Après avoir appelé à la tenue d’une «conférence extraordinaire» pour «sauver le Polisario de la disparation», Bachir Mustapha Sayed a franchi un nouveau pas. Dans un long article, le frère du fondateur du Front décline ce qui s’apparente à un programme électoral, avec des promesses, des ambitions et des critiques de la gestion de Brahim Ghali. Il a ainsi dressé un réquisitoire contre le bilan de la «reprise de la guerre» contre le Maroc, le 13 novembre 2020.
«La décision du retour aux armes a été prise dans des conditions généralement positives, avec des possibilités d’assistance et des vents favorables, mais c’est aussi la guerre», a-t-il reconnu. «L’ennemi a non seulement maintenu toutes ses capacités accumulées au cours des quinze premières années de la guerre (de 1976 à 1991, ndlr) mais il les a améliorées» a déploré Sayed. En revanche, le Polisario s’est lancé dans sa «guerre sans définir les objectifs et les étapes de leur réalisation», a-t-il noté. Un échec qu’il attribue «à l’absence de leadership» et «au caractère primaire des institutions».
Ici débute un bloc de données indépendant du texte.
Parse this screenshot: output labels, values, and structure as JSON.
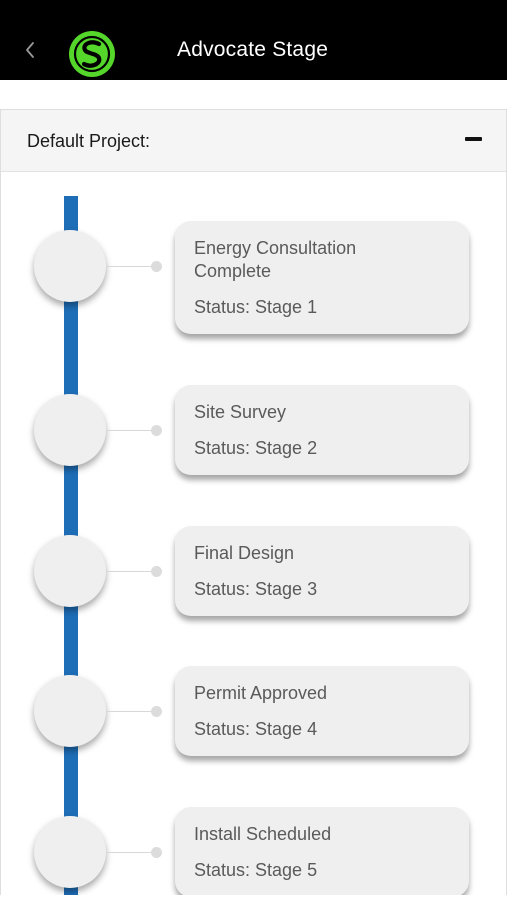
{
  "header": {
    "title": "Advocate Stage",
    "back_icon": "chevron-left-icon",
    "logo_icon": "brand-logo-icon",
    "background": "#000000",
    "logo_color": "#55d62b"
  },
  "project": {
    "title": "Default Project:",
    "collapse_icon": "minus-icon"
  },
  "timeline": {
    "line_color": "#1e6eb7",
    "steps": [
      {
        "title": "Energy Consultation Complete",
        "status": "Status: Stage 1"
      },
      {
        "title": "Site Survey",
        "status": "Status: Stage 2"
      },
      {
        "title": "Final Design",
        "status": "Status: Stage 3"
      },
      {
        "title": "Permit Approved",
        "status": "Status: Stage 4"
      },
      {
        "title": "Install Scheduled",
        "status": "Status: Stage 5"
      }
    ]
  }
}
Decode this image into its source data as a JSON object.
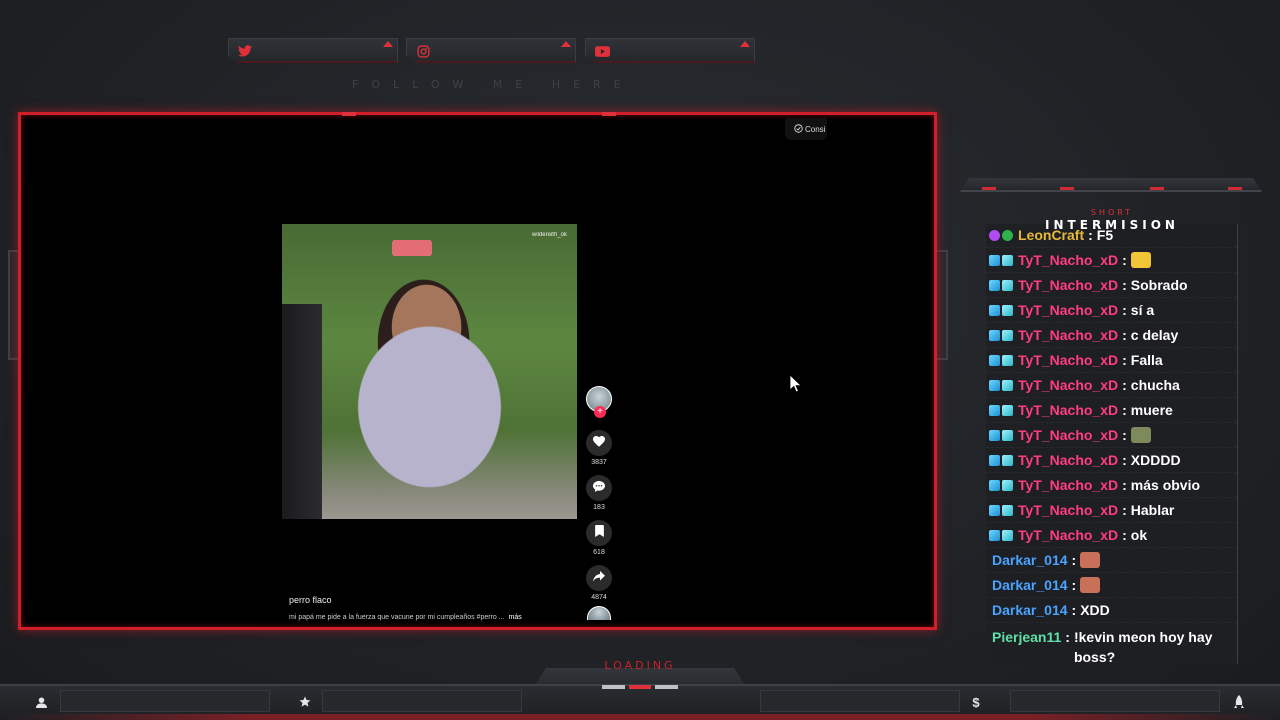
{
  "social": {
    "follow_label": "FOLLOW ME HERE",
    "items": [
      {
        "icon": "twitter-icon",
        "color": "#e0303a"
      },
      {
        "icon": "instagram-icon",
        "color": "#e0303a"
      },
      {
        "icon": "youtube-icon",
        "color": "#e0303a"
      }
    ]
  },
  "player": {
    "top_button_label": "Consi",
    "thumbnail_watermark": "wildereith_ok",
    "video_title": "perro flaco",
    "video_description": "mi papá me pide a la fuerza que vacune por mi cumpleaños #perro ...",
    "more_label": "más",
    "likes": "3837",
    "comments": "183",
    "saves": "618",
    "shares": "4874"
  },
  "chat": {
    "header_sub": "SHORT",
    "header_main": "INTERMISION",
    "messages": [
      {
        "user": "LeonCraft",
        "color": "#e8b93c",
        "text": "F5",
        "badges": [
          "bits",
          "verif"
        ],
        "emote": null
      },
      {
        "user": "TyT_Nacho_xD",
        "color": "#ff3d7f",
        "text": "",
        "badges": [
          "cube",
          "sub"
        ],
        "emote": "#f2c438"
      },
      {
        "user": "TyT_Nacho_xD",
        "color": "#ff3d7f",
        "text": "Sobrado",
        "badges": [
          "cube",
          "sub"
        ],
        "emote": null
      },
      {
        "user": "TyT_Nacho_xD",
        "color": "#ff3d7f",
        "text": "sí a",
        "badges": [
          "cube",
          "sub"
        ],
        "emote": null
      },
      {
        "user": "TyT_Nacho_xD",
        "color": "#ff3d7f",
        "text": "c delay",
        "badges": [
          "cube",
          "sub"
        ],
        "emote": null
      },
      {
        "user": "TyT_Nacho_xD",
        "color": "#ff3d7f",
        "text": "Falla",
        "badges": [
          "cube",
          "sub"
        ],
        "emote": null
      },
      {
        "user": "TyT_Nacho_xD",
        "color": "#ff3d7f",
        "text": "chucha",
        "badges": [
          "cube",
          "sub"
        ],
        "emote": null
      },
      {
        "user": "TyT_Nacho_xD",
        "color": "#ff3d7f",
        "text": "muere",
        "badges": [
          "cube",
          "sub"
        ],
        "emote": null
      },
      {
        "user": "TyT_Nacho_xD",
        "color": "#ff3d7f",
        "text": "",
        "badges": [
          "cube",
          "sub"
        ],
        "emote": "#7c8a5c"
      },
      {
        "user": "TyT_Nacho_xD",
        "color": "#ff3d7f",
        "text": "XDDDD",
        "badges": [
          "cube",
          "sub"
        ],
        "emote": null
      },
      {
        "user": "TyT_Nacho_xD",
        "color": "#ff3d7f",
        "text": "más obvio",
        "badges": [
          "cube",
          "sub"
        ],
        "emote": null
      },
      {
        "user": "TyT_Nacho_xD",
        "color": "#ff3d7f",
        "text": "Hablar",
        "badges": [
          "cube",
          "sub"
        ],
        "emote": null
      },
      {
        "user": "TyT_Nacho_xD",
        "color": "#ff3d7f",
        "text": "ok",
        "badges": [
          "cube",
          "sub"
        ],
        "emote": null
      },
      {
        "user": "Darkar_014",
        "color": "#4aa3ff",
        "text": "",
        "badges": [],
        "emote": "#c8705a"
      },
      {
        "user": "Darkar_014",
        "color": "#4aa3ff",
        "text": "",
        "badges": [],
        "emote": "#c8705a"
      },
      {
        "user": "Darkar_014",
        "color": "#4aa3ff",
        "text": "XDD",
        "badges": [],
        "emote": null
      },
      {
        "user": "Pierjean11",
        "color": "#5fe0a8",
        "text": "!kevin meon hoy hay boss?",
        "badges": [],
        "emote": null
      }
    ]
  },
  "bottom": {
    "loading_label": "LOADING",
    "icons": [
      "user-icon",
      "star-icon",
      "dollar-icon",
      "rocket-icon"
    ]
  },
  "colors": {
    "accent": "#d01f28",
    "frame_bg": "#000000"
  }
}
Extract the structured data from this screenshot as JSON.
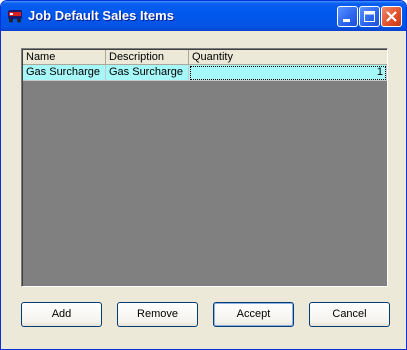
{
  "window": {
    "title": "Job Default Sales Items"
  },
  "grid": {
    "columns": [
      "Name",
      "Description",
      "Quantity"
    ],
    "rows": [
      {
        "name": "Gas Surcharge",
        "description": "Gas Surcharge",
        "quantity": "1"
      }
    ]
  },
  "buttons": {
    "add": "Add",
    "remove": "Remove",
    "accept": "Accept",
    "cancel": "Cancel"
  },
  "colors": {
    "titlebar": "#0058ee",
    "selected_row": "#a6f7f8",
    "grid_background": "#808080",
    "close_button": "#e04e2a"
  },
  "icons": [
    "app-icon",
    "minimize-icon",
    "maximize-icon",
    "close-icon"
  ]
}
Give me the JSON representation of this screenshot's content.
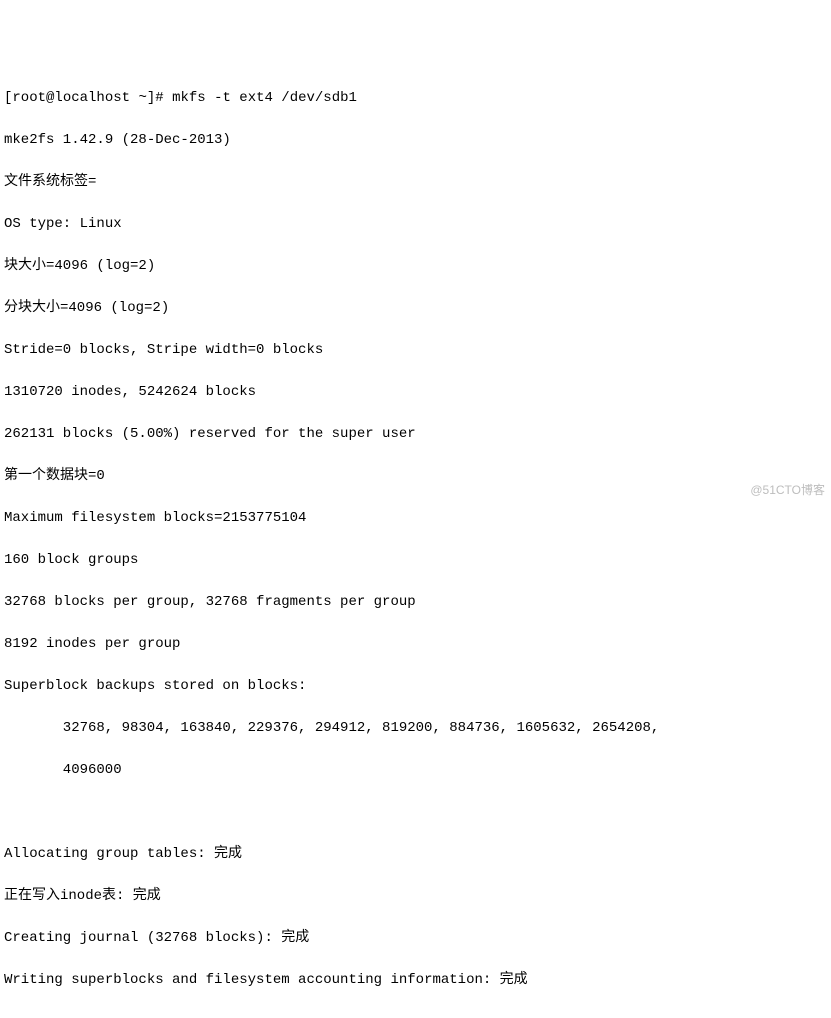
{
  "prompt": {
    "user": "root",
    "host": "localhost",
    "cwd": "~",
    "symbol": "#",
    "command": "mkfs -t ext4 /dev/sdb1"
  },
  "lines": {
    "l1": "mke2fs 1.42.9 (28-Dec-2013)",
    "l2": "文件系统标签=",
    "l3": "OS type: Linux",
    "l4": "块大小=4096 (log=2)",
    "l5": "分块大小=4096 (log=2)",
    "l6": "Stride=0 blocks, Stripe width=0 blocks",
    "l7": "1310720 inodes, 5242624 blocks",
    "l8": "262131 blocks (5.00%) reserved for the super user",
    "l9": "第一个数据块=0",
    "l10": "Maximum filesystem blocks=2153775104",
    "l11": "160 block groups",
    "l12": "32768 blocks per group, 32768 fragments per group",
    "l13": "8192 inodes per group",
    "l14": "Superblock backups stored on blocks:",
    "l15": "32768, 98304, 163840, 229376, 294912, 819200, 884736, 1605632, 2654208,",
    "l16": "4096000",
    "l17": " ",
    "l18": "Allocating group tables: 完成",
    "l19": "正在写入inode表: 完成",
    "l20": "Creating journal (32768 blocks): 完成",
    "l21": "Writing superblocks and filesystem accounting information: 完成"
  },
  "watermark": "@51CTO博客"
}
Pour rappel, à la veille du 16e congrès, organisé en janvier 2013 dans les camps de Tindouf, Bachir Sayed avait indiqué que Brahim Ghali «n’a pas assumé sa responsabilité» dans la conduite de la «guerre» contre les Forces armées royales. «S’il avait su gérer ce dossier, sa notoriété aurait dépassé celles de Mustapha El Ouali et Mohamed Abdelaziz».
L’Algérie ménagée
Après la «guerre», l’évaluation de Sayed du bilan de l’activisme des associations proches du Polisario au Sahara est sans appel. «Nous nous sommes contentés d’un petit nombre de militantes connues de tout le monde qui se rassemblaient parfois dans une maison, entonnant des slogans et envoyant aux médias des photos d’elles et quelques descriptions des mesures répressives de l’ennemi.»
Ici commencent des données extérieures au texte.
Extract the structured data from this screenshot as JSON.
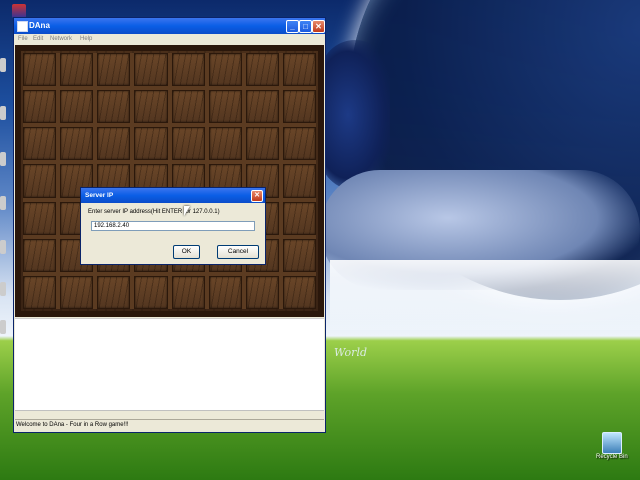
{
  "window": {
    "title": "DAna",
    "menus": [
      "File",
      "Edit",
      "Network",
      "Help"
    ],
    "status_text": "Welcome to DAna - Four in a Row game!!!"
  },
  "board": {
    "columns": 8,
    "rows": 7
  },
  "dialog": {
    "title": "Server IP",
    "prompt": "Enter server IP address(Hit ENTER for 127.0.0.1)",
    "input_value": "192.168.2.40",
    "ok_label": "OK",
    "cancel_label": "Cancel",
    "close_glyph": "✕"
  },
  "desktop": {
    "wallpaper_text": "World",
    "recycle_bin_label": "Recycle Bin"
  },
  "icons": {
    "app": "app-icon",
    "minimize": "minimize-icon",
    "maximize": "maximize-icon",
    "close": "close-icon",
    "recycle": "recycle-bin-icon"
  },
  "colors": {
    "titlebar": "#0a5ee6",
    "board_wood": "#5b3b21",
    "window_bg": "#ece9d8"
  }
}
S’inscrivant en faux contre ses actions, il affirme que «le rejet de l’occupation par le peuple s’exprime par des affrontements, des manifestations et des sit-in». Pour mémoire, Bachir Mustapha Sayed, lors de son passage à la tête du «ministère des territoires occupés», de septembre 2016 à janvier 2020, avait condamné «l’opposition de salon» menée par Aminatou Haidar et Ali Tamek. En mai 2024, il avait appelé les partisans du Polisario au Sahara à commettre des attentats terroristes contre «l’occupation marocaine» et les «investissements étrangers» dans la province.
Dans sa feuille de route, Sayed n’a pas oublié de pointer les «réalisations de la diplomatie» du Polisario. Mettant la barre haute, il promet une «adhésion de la république sahraouie aux Nations unies».
Dans son réquisitoire, Bachir Mustapha Sayed n’a pas critiqué l’Algérie. En 2002, Alger n’avait pas apprécié son audace de négocier avec les Etats-Unis l’avenir du Sahara, sans son autorisation. En sa qualité de chef de la diplomatie, il avait proposé aux Américains une reconaissance de la «RASD» en échange de l’installation d’une base militaire, une fois le conflit résolu. Une initiative qui lui a valu une longue période de disgrâce.